There are many references on the net, both for model makers and vehicle restoring:

Canadian Markings:
http://www.canadiansoldiers.com/

General notes on markings for restoring military vehicles:
http://bcoy1cpb.pacdat.net/markings_on_military_vehicles.htm


Australian Markings:
http://home.austarnet.com.au/screenprinter/Australian_Tac_Signs.html

New Zealand Markings:
http://www.diggerhistory.info/pages-badges/tac/nz-tac.htm


----------



## Michael Dorosh (24 May 2005)

Hmmm- the stuff on my website is post 1941 - as is the stuff at http://britmods.freehosting.net/infdiv.htm (one of my outdated and abandoned sites).

They changed a lot during the war.   Best to see if someone can go to the PRO for you in England and check the Army Council Instructions mebbe.....??

Barry Beldam wrote the book (literally) on the Canadian vehicle regs, and they changed considerably from the early war period, mostly in differing unit serials.


----------



## Acorn (24 May 2005)

Thanks guys. Michael, your site was the only one I hadn't seen. Very informative. It confirms what I already knew (the colour of the sr, mid and jr bdes, plus colours for RA/RHA, Engr and others). Was the number in the square always the same from division to division? I.e. sr regt of sr bde would be 55 in a red square? Then, of course, I'd have to confirm that this was the standard in '41. I have a ref at home that shows 7th Armd div at Alamein, but some of the units in the formation were different from what the div had in '41. If the numbering is standard, I can probably SWAG the symbol so long as I don't start modelling the trucks of some of the div svcs troops.

I'll have to see if Barry Beldam will answer an e-mail from an old Int Branch colleague. I hadn't even thought about him, despite passing his models in CFSMI (and formerly CFSIS in Borden) every day while on courses.

Acorn


----------



## klambie (24 May 2005)

Beldam has a site with some stuff here:

http://www.armouredacorn.com/


----------



## Brad Sallows (24 May 2005)

Which part of 1941?

http://www.btinternet.com/~ian.a.paterson/org.htm


----------



## Acorn (24 May 2005)

klambie, thanks. I have his old site, which doesn't work anymore.

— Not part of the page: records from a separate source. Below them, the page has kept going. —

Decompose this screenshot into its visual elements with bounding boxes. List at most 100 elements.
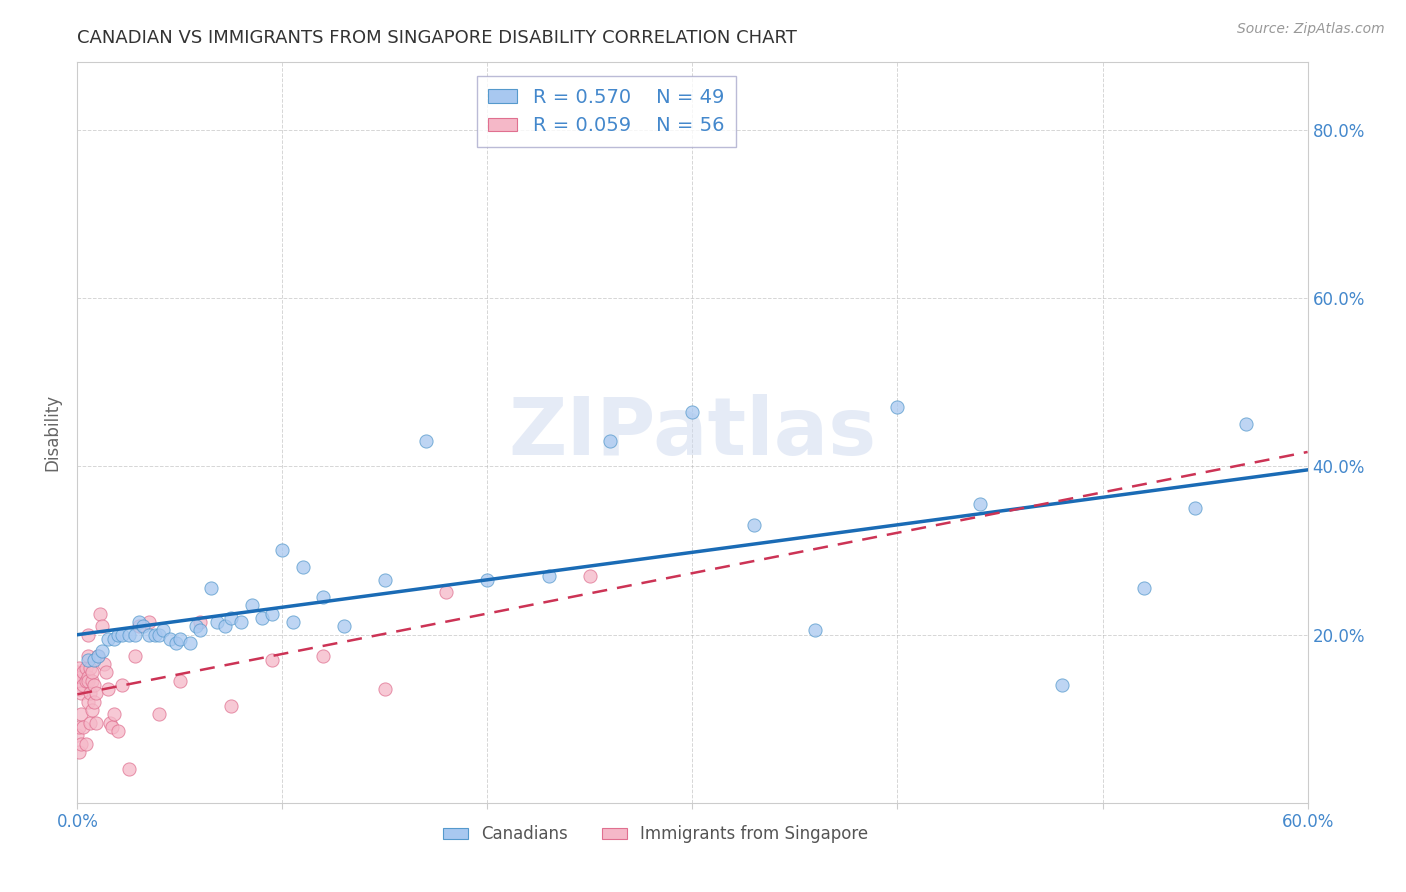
Point [742, 518, 765, 533]
Point [80, 665, 103, 680]
Point [886, 401, 908, 415]
Point [79, 686, 101, 700]
Point [117, 627, 139, 641]
Point [84, 715, 107, 730]
Point [579, 568, 602, 582]
Point [1132, 581, 1154, 595]
Point [124, 648, 146, 663]
Point [169, 673, 191, 688]
Point [76, 670, 98, 684]
Point [98, 715, 121, 730]
Point [93, 657, 115, 671]
Point [90, 619, 114, 633]
Point [477, 573, 499, 587]
Point [90, 644, 114, 658]
Point [79, 715, 101, 730]
Text: ZIPatlas: ZIPatlas [509, 393, 876, 472]
Point [200, 581, 222, 595]
Point [537, 568, 560, 582]
Point [87, 648, 110, 663]
Point [66, 729, 89, 743]
Point [148, 707, 170, 722]
Point [682, 404, 704, 418]
Point [188, 615, 212, 629]
Text: Source: ZipAtlas.com: Source: ZipAtlas.com [1237, 22, 1385, 37]
Point [89, 607, 111, 621]
Point [231, 615, 253, 629]
Point [219, 610, 242, 624]
Point [271, 543, 294, 558]
Point [128, 619, 150, 633]
Point [75, 661, 97, 675]
Y-axis label: Disability: Disability [44, 394, 62, 471]
Point [138, 627, 160, 641]
Point [214, 619, 236, 633]
Point [159, 632, 181, 646]
Point [76, 695, 98, 709]
Point [83, 653, 105, 667]
Point [969, 497, 991, 511]
Point [103, 707, 125, 722]
Point [76, 627, 98, 641]
Point [67, 745, 90, 759]
Point [291, 560, 314, 574]
Point [94, 665, 117, 680]
Point [599, 434, 621, 448]
Point [1050, 678, 1073, 692]
Point [72, 720, 94, 734]
Point [84, 686, 107, 700]
Point [152, 624, 174, 638]
Point [72, 665, 94, 680]
Point [1184, 501, 1206, 516]
Point [415, 434, 437, 448]
Point [80, 703, 103, 717]
Point [169, 632, 191, 646]
Point [132, 619, 155, 633]
Point [111, 627, 134, 641]
Point [75, 737, 97, 751]
Point [312, 590, 335, 604]
Point [186, 619, 208, 633]
Point [67, 682, 90, 697]
Point [101, 720, 124, 734]
Point [70, 707, 93, 722]
Point [107, 627, 129, 641]
Point [165, 636, 187, 650]
Point [240, 598, 263, 612]
Point [75, 673, 97, 688]
Point [205, 615, 228, 629]
Point [97, 682, 120, 697]
Point [148, 627, 170, 641]
Point [804, 624, 827, 638]
Point [219, 699, 242, 714]
Point [67, 720, 90, 734]
Text: CANADIAN VS IMMIGRANTS FROM SINGAPORE DISABILITY CORRELATION CHART: CANADIAN VS IMMIGRANTS FROM SINGAPORE DI… [77, 29, 797, 47]
Point [128, 615, 150, 629]
Point [188, 624, 212, 638]
Point [67, 661, 90, 675]
Point [333, 619, 356, 633]
Legend: Canadians, Immigrants from Singapore: Canadians, Immigrants from Singapore [436, 819, 875, 850]
Point [70, 670, 93, 684]
Point [80, 673, 103, 688]
Point [76, 653, 98, 667]
Point [66, 665, 89, 680]
Point [70, 686, 93, 700]
Point [72, 678, 94, 692]
Point [124, 627, 146, 641]
Point [87, 648, 110, 663]
Point [111, 678, 134, 692]
Point [262, 607, 284, 621]
Point [374, 573, 396, 587]
Point [97, 632, 120, 646]
Point [179, 636, 201, 650]
Point [374, 682, 396, 697]
Point [312, 648, 335, 663]
Point [79, 661, 101, 675]
Point [76, 648, 98, 663]
Point [117, 762, 139, 776]
Point [70, 737, 93, 751]
Point [76, 673, 98, 688]
Point [138, 615, 160, 629]
Point [250, 610, 273, 624]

Brad, I have that one linked. Good order of battle info, but no markings info I could find.

Acorn


----------



## Acorn (25 May 2005)

In case anyone else is interested, apparently the best, though not definitive, work on the subject is:
_Hodges Peter
*British Military Markings 1939-1945*
London: Almark Publishing Co, 1971._ There's also a reprint, with additional info, from 1994 from a different publisher.

Now I just have to find a copy. Thanks for the help everyone.

Acorn


----------